Beyond that, Bagram had other qualities that made it ideal for a quick and safe evacuation. Most importantly, it “had a completely secured airfield that would require a massive military offensive to overrun or breach.” Kabul’s airport, on the other hand, was in the middle of a city of 4 million people — many of them not friendly to the U.S.

Bagram also had “the mechanical capability to destroy sensitive equipment on an industrial scale in a short time,” while Kabul airport “did not,” according to Smith. If the State Department had chosen Bagram as the site of its evacuation, the military likely could have destroyed much of $7.2 billion in sensitive military equipment that was left behind and ultimately seized by the Taliban.

Biden pulled out of Afghanistan despite the near unanimity of his senior military advisors not to leave. “Prudence and patience were replaced with speed of action without the time to study the consequences and mitigate those risks,” Krummrich said.

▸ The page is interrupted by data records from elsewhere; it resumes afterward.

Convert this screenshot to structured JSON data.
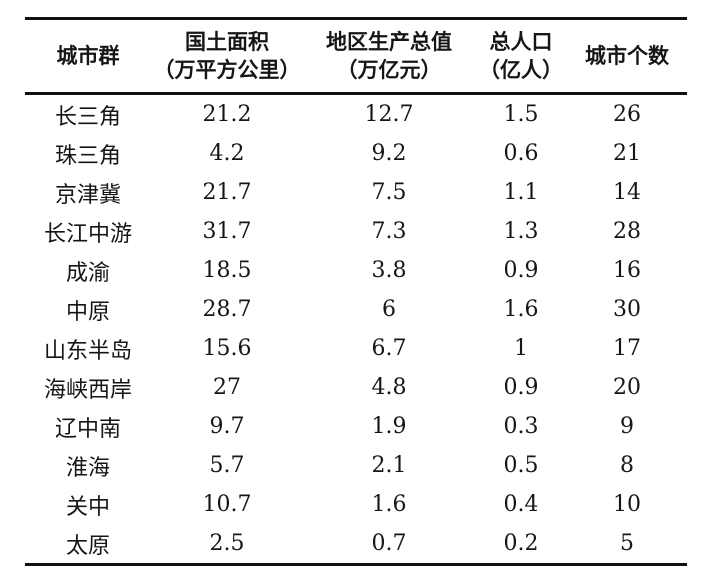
{
  "page": {
    "background": "#ffffff",
    "rule_color": "#111111",
    "text_color": "#161616"
  },
  "table": {
    "headers": [
      {
        "title": "城市群",
        "unit": ""
      },
      {
        "title": "国土面积",
        "unit": "（万平方公里）"
      },
      {
        "title": "地区生产总值",
        "unit": "（万亿元）"
      },
      {
        "title": "总人口",
        "unit": "（亿人）"
      },
      {
        "title": "城市个数",
        "unit": ""
      }
    ],
    "rows": [
      {
        "cluster": "长三角",
        "land_area": "21.2",
        "gdp": "12.7",
        "population": "1.5",
        "city_count": "26"
      },
      {
        "cluster": "珠三角",
        "land_area": "4.2",
        "gdp": "9.2",
        "population": "0.6",
        "city_count": "21"
      },
      {
        "cluster": "京津冀",
        "land_area": "21.7",
        "gdp": "7.5",
        "population": "1.1",
        "city_count": "14"
      },
      {
        "cluster": "长江中游",
        "land_area": "31.7",
        "gdp": "7.3",
        "population": "1.3",
        "city_count": "28"
      },
      {
        "cluster": "成渝",
        "land_area": "18.5",
        "gdp": "3.8",
        "population": "0.9",
        "city_count": "16"
      },
      {
        "cluster": "中原",
        "land_area": "28.7",
        "gdp": "6",
        "population": "1.6",
        "city_count": "30"
      },
      {
        "cluster": "山东半岛",
        "land_area": "15.6",
        "gdp": "6.7",
        "population": "1",
        "city_count": "17"
      },
      {
        "cluster": "海峡西岸",
        "land_area": "27",
        "gdp": "4.8",
        "population": "0.9",
        "city_count": "20"
      },
      {
        "cluster": "辽中南",
        "land_area": "9.7",
        "gdp": "1.9",
        "population": "0.3",
        "city_count": "9"
      },
      {
        "cluster": "淮海",
        "land_area": "5.7",
        "gdp": "2.1",
        "population": "0.5",
        "city_count": "8"
      },
      {
        "cluster": "关中",
        "land_area": "10.7",
        "gdp": "1.6",
        "population": "0.4",
        "city_count": "10"
      },
      {
        "cluster": "太原",
        "land_area": "2.5",
        "gdp": "0.7",
        "population": "0.2",
        "city_count": "5"
      }
    ]
  },
  "chart_data": {
    "type": "table",
    "columns": [
      "城市群",
      "国土面积（万平方公里）",
      "地区生产总值（万亿元）",
      "总人口（亿人）",
      "城市个数"
    ],
    "rows": [
      [
        "长三角",
        21.2,
        12.7,
        1.5,
        26
      ],
      [
        "珠三角",
        4.2,
        9.2,
        0.6,
        21
      ],
      [
        "京津冀",
        21.7,
        7.5,
        1.1,
        14
      ],
      [
        "长江中游",
        31.7,
        7.3,
        1.3,
        28
      ],
      [
        "成渝",
        18.5,
        3.8,
        0.9,
        16
      ],
      [
        "中原",
        28.7,
        6,
        1.6,
        30
      ],
      [
        "山东半岛",
        15.6,
        6.7,
        1,
        17
      ],
      [
        "海峡西岸",
        27,
        4.8,
        0.9,
        20
      ],
      [
        "辽中南",
        9.7,
        1.9,
        0.3,
        9
      ],
      [
        "淮海",
        5.7,
        2.1,
        0.5,
        8
      ],
      [
        "关中",
        10.7,
        1.6,
        0.4,
        10
      ],
      [
        "太原",
        2.5,
        0.7,
        0.2,
        5
      ]
    ],
    "title": "",
    "layout_hints": {
      "style": "three-line-table",
      "header_bold": true,
      "cell_align": "center"
    }
  }
}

This is not the first damning evidence of the massive errors and incompetence that occurred in pulling out of Afghanistan. And it raises the question: what can be done to hold the president of the United States accountable for this deadly failure that not only cost American lives but also untold numbers of our Afghan allies that Biden had promised would be allowed to leave rather than be left to the tender mercies of the Taliban brutes?

The way it looks now, the American people are going to have to be the ones who have the final say in Joe Biden’s negligent and incompetent evacuation of Afghanistan in the 2024 presidential election.